La présidentielle de 2027 n’est plus une échéance lointaine. Les premiers grands meetings, les repositionnements politiques et les stratégies d’alliance commencent à structurer l’actualité. À gauche, Jean-Luc Mélenchon a lancé sa campagne à Saint-Denis. Au centre, à droite et à l’extrême droite, les préparatifs s’intensifient également.
Un lancement symbolique à Saint-Denis
Jean-Luc Mélenchon a choisi Saint-Denis pour ouvrir sa nouvelle campagne présidentielle. Le lieu n’est pas anodin : la ville incarne une France jeune, populaire, diverse et politiquement stratégique pour La France insoumise. Le meeting a réuni plusieurs milliers de sympathisants et a permis au mouvement de mettre en avant son slogan de « nouvelle France ». Cette séquence marque l’entrée anticipée de la campagne dans le débat public.
La gauche reste divisée
Malgré l’objectif affiché de rassembler, la gauche demeure fragmentée. Les écologistes, les socialistes, les communistes et les insoumis ne partagent pas toujours la même stratégie, ni le même rapport à la candidature de Jean-Luc Mélenchon. La question centrale est simple : une candidature unique est-elle possible, ou chaque formation voudra-t-elle compter ses forces au premier tour ? Cette incertitude pèse déjà sur les équilibres locaux, notamment dans les grandes villes et les communes populaires.

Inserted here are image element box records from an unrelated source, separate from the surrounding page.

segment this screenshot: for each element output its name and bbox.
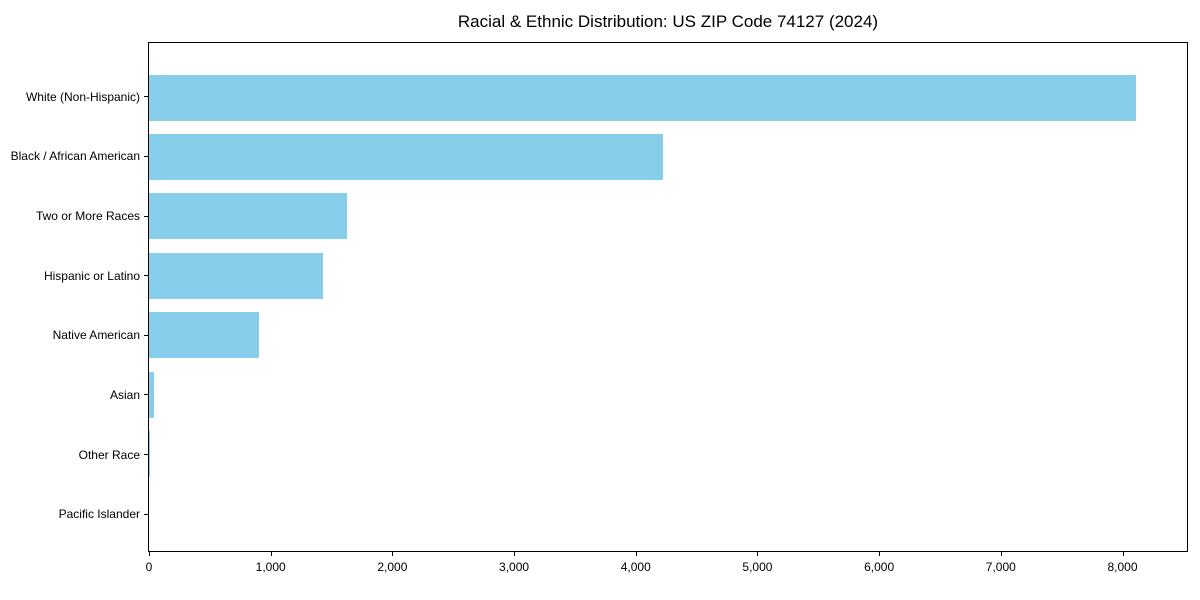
x-tick-mark	[392, 552, 394, 556]
y-axis-label: Black / African American	[10, 149, 140, 164]
bar	[149, 74, 1136, 121]
y-axis-label-row: Two or More Races	[0, 186, 148, 246]
bar	[149, 430, 150, 477]
bar	[149, 252, 323, 299]
y-axis-labels: White (Non-Hispanic) Black / African Amer…	[0, 42, 148, 552]
y-axis-label-row: White (Non-Hispanic)	[0, 67, 148, 127]
x-tick-mark	[149, 552, 150, 556]
y-tick-mark	[144, 275, 148, 277]
x-tick-label: 1,000	[255, 560, 286, 574]
bar	[149, 134, 663, 181]
chart-title: Racial & Ethnic Distribution: US ZIP Cod…	[457, 12, 879, 31]
y-tick-mark	[144, 394, 148, 396]
y-axis-label-row: Native American	[0, 306, 148, 366]
bar	[149, 193, 348, 240]
x-tick-mark	[757, 552, 759, 556]
y-tick-mark	[144, 454, 148, 456]
x-tick-mark	[635, 552, 637, 556]
y-axis-label: Pacific Islander	[58, 507, 140, 522]
bar	[149, 312, 259, 359]
x-tick-label: 2,000	[377, 560, 408, 574]
x-tick-label: 4,000	[620, 560, 651, 574]
y-axis-label-row: Asian	[0, 365, 148, 425]
bar	[149, 371, 154, 418]
y-tick-mark	[144, 215, 148, 217]
x-tick-mark	[1000, 552, 1002, 556]
y-axis-label: Two or More Races	[35, 209, 140, 224]
y-axis-label-row: Other Race	[0, 425, 148, 485]
x-tick-label: 6,000	[864, 560, 895, 574]
bar-row	[149, 187, 1187, 246]
x-tick-mark	[879, 552, 881, 556]
bar-row	[149, 484, 1187, 543]
x-tick-mark	[270, 552, 272, 556]
bar-row	[149, 306, 1187, 365]
y-axis-label: Other Race	[78, 447, 140, 462]
bar-row	[149, 68, 1187, 127]
y-axis-label-row: Black / African American	[0, 127, 148, 187]
x-tick-mark	[514, 552, 516, 556]
bar-row	[149, 424, 1187, 483]
y-axis-label: White (Non-Hispanic)	[25, 89, 140, 104]
x-tick-label: 5,000	[742, 560, 773, 574]
y-axis-label: Native American	[52, 328, 140, 343]
y-tick-mark	[144, 155, 148, 157]
y-axis-label-row: Pacific Islander	[0, 484, 148, 544]
bar-row	[149, 127, 1187, 186]
y-axis-label: Asian	[109, 387, 140, 402]
x-tick-mark	[1122, 552, 1124, 556]
y-axis-label: Hispanic or Latino	[43, 268, 140, 283]
x-tick-label: 3,000	[499, 560, 530, 574]
bar-row	[149, 365, 1187, 424]
y-tick-mark	[144, 334, 148, 336]
x-tick-label: 0	[145, 560, 153, 574]
x-tick-label: 7,000	[985, 560, 1016, 574]
x-tick-label: 8,000	[1107, 560, 1138, 574]
y-tick-mark	[144, 513, 148, 515]
plot-area	[148, 42, 1188, 552]
bar-rows	[149, 68, 1187, 543]
bar-row	[149, 246, 1187, 305]
y-tick-mark	[144, 96, 148, 98]
y-axis-label-row: Hispanic or Latino	[0, 246, 148, 306]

Le Rassemblement national au centre des calculs
La progression durable du Rassemblement national structure une grande partie des stratégies politiques. Beaucoup d’acteurs raisonnent déjà en fonction d’un possible second tour face au RN. Cette perspective influence les discours, les alliances et les priorités programmatiques. Sécurité, immigration, pouvoir d’achat, services publics, ruralité et autorité de l’État devraient occuper une place centrale dans les prochains mois. La campagne présidentielle risque ainsi de se jouer autant sur les émotions collectives que sur les programmes détaillés.
Une campagne qui touchera les territoires
Pour les communes, la présidentielle est aussi un moment de visibilité. Les candidats multiplient les déplacements dans les villes moyennes, les quartiers populaires, les zones rurales et les territoires industriels. Chaque visite devient une mise en scène des fractures françaises : accès aux soins, commerces fermés, logements trop chers, transports insuffisants, sentiment d’insécurité ou besoin de services publics. Les élus locaux seront donc très sollicités, parfois courtisés, parfois critiqués.